I think that each person/family has their own best time to have children and it’s different for each of us and that what makes like so amazing. I understand your reasons for starting a family early, it makes lots of sense to me =)
Jenni, I think a lot of people look at having kids early as an end to their lives as they know it but we have made it a point to keep doing all the things we’ve always done, just with more people along for the ride. We both finished our master’s, lived abroad and traveled as a family and it hasn’t affected our careers (I’m not convinced mine was going anywhere even if I hadn’t had kids!)

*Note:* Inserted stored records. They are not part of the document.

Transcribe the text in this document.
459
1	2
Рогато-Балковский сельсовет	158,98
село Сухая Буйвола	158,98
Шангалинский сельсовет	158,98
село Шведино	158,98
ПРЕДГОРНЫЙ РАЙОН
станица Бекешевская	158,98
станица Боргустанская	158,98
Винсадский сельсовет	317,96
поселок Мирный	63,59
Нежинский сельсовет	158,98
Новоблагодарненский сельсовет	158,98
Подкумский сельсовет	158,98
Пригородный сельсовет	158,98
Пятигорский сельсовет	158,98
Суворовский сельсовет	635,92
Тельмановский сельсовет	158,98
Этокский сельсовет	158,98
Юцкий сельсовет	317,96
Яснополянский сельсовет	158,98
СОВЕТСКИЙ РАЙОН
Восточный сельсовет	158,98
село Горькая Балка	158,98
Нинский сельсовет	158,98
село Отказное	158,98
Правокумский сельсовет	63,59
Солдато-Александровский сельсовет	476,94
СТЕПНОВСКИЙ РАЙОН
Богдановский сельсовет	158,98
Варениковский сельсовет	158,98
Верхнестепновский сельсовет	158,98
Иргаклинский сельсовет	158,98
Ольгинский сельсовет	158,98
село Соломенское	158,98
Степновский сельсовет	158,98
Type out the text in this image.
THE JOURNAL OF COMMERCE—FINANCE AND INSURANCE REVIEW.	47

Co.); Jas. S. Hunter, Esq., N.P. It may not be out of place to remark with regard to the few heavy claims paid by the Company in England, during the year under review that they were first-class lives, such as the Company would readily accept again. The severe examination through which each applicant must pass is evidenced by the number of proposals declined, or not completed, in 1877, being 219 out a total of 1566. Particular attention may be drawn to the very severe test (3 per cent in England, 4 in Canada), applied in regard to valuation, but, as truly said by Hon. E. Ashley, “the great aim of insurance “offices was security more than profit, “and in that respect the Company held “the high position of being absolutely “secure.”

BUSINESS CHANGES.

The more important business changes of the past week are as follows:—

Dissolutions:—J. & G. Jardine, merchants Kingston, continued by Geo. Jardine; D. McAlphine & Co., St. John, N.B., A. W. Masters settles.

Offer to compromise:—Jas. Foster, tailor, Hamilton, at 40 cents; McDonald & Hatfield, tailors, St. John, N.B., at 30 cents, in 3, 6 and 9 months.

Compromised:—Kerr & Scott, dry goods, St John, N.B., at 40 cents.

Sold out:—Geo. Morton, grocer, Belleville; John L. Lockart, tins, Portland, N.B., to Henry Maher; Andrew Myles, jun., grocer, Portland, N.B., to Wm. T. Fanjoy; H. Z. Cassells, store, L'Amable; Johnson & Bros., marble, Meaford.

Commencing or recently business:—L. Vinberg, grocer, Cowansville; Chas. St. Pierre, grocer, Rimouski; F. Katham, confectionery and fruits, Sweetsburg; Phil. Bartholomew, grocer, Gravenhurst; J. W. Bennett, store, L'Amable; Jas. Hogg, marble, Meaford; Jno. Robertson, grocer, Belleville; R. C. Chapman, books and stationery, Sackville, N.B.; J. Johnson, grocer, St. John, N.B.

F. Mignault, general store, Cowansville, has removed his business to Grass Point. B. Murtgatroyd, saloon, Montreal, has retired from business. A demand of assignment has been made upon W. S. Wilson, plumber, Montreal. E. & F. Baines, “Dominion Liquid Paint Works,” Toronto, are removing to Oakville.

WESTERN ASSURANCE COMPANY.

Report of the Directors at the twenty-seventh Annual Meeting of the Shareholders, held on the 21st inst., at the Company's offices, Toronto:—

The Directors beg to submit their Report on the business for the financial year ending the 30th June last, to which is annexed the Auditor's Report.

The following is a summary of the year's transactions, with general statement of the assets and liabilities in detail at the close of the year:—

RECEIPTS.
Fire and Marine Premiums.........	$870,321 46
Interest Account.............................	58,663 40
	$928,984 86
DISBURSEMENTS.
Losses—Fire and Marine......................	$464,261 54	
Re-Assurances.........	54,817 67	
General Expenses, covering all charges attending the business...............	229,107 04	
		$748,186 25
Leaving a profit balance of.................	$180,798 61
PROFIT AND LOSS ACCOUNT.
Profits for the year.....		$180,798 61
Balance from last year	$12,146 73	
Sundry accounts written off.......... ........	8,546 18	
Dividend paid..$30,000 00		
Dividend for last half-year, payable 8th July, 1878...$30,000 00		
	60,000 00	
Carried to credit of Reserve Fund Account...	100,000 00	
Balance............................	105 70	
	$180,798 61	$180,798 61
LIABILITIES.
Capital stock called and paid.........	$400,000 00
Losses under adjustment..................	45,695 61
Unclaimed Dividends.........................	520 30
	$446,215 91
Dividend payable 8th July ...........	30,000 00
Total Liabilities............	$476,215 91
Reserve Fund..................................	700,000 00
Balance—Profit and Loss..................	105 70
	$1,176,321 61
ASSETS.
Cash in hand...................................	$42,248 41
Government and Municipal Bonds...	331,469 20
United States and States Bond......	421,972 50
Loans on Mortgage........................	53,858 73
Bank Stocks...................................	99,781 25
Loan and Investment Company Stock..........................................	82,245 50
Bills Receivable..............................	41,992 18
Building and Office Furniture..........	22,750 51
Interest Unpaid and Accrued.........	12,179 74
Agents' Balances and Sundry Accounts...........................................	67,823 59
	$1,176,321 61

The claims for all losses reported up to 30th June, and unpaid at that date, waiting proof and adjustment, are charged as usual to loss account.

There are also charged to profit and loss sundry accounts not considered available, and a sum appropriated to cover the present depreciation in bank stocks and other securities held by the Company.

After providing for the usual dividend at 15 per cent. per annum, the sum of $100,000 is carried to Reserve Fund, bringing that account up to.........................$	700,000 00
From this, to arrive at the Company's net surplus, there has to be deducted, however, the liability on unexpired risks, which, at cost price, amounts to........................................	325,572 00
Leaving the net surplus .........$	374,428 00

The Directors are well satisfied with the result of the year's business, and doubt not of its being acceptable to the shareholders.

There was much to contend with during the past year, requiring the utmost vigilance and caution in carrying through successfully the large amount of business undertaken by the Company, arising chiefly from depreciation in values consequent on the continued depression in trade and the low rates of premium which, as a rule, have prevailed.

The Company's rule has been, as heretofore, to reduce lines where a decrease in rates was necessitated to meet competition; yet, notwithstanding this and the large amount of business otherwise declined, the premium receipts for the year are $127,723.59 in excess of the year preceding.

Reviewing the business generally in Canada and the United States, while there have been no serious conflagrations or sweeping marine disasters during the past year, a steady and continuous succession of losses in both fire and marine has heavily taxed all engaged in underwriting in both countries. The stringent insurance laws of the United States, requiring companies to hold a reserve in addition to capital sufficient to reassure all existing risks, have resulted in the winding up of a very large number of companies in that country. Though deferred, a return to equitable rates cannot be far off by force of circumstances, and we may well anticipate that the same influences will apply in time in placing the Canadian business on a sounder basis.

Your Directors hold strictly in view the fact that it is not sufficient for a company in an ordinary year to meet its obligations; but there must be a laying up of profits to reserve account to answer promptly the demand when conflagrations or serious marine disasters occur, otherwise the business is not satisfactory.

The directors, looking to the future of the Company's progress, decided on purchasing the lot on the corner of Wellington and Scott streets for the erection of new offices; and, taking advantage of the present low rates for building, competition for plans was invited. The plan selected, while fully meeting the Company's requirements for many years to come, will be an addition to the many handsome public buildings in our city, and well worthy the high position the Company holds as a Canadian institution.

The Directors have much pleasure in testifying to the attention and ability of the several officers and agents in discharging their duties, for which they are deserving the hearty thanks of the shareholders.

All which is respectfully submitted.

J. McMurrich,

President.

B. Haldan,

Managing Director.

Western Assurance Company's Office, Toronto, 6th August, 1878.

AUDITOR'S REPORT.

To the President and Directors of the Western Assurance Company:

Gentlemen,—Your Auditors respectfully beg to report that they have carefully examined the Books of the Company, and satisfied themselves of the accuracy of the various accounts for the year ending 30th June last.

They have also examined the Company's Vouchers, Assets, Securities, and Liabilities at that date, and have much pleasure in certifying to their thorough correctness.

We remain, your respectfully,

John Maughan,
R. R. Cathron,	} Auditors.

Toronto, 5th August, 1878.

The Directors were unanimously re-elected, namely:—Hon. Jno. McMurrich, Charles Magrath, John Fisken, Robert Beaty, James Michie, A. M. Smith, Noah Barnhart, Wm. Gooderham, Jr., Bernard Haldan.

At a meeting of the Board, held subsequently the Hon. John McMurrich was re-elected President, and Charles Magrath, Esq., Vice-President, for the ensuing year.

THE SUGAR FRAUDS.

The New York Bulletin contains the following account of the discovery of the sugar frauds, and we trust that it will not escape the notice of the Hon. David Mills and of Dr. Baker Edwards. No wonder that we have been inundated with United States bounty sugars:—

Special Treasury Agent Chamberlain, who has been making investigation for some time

People can always find 101 excuses to not have kids but the truth is when that child comes along you will do what you need to make it work. Our first definitely came earlier than expected. While we knew we wanted to have kids quite early, we thought it would take a much longer time to conceive. So he was a year early but we made it work and wouldn’t have it any other way. Thanks for stopping by the #ConfessionsLinkUp
It’s so true, Amy! You are never really prepared for kids (whether your first or your fourth!) but somehow it always just works out…
I had my first at 28 and my second at 32. It was a good age. I suppose there are pros and cons with having kids young and having kids when you are older.
I definitely think there are pros and cons to both but so far I’m glad we’ve done it the way we did.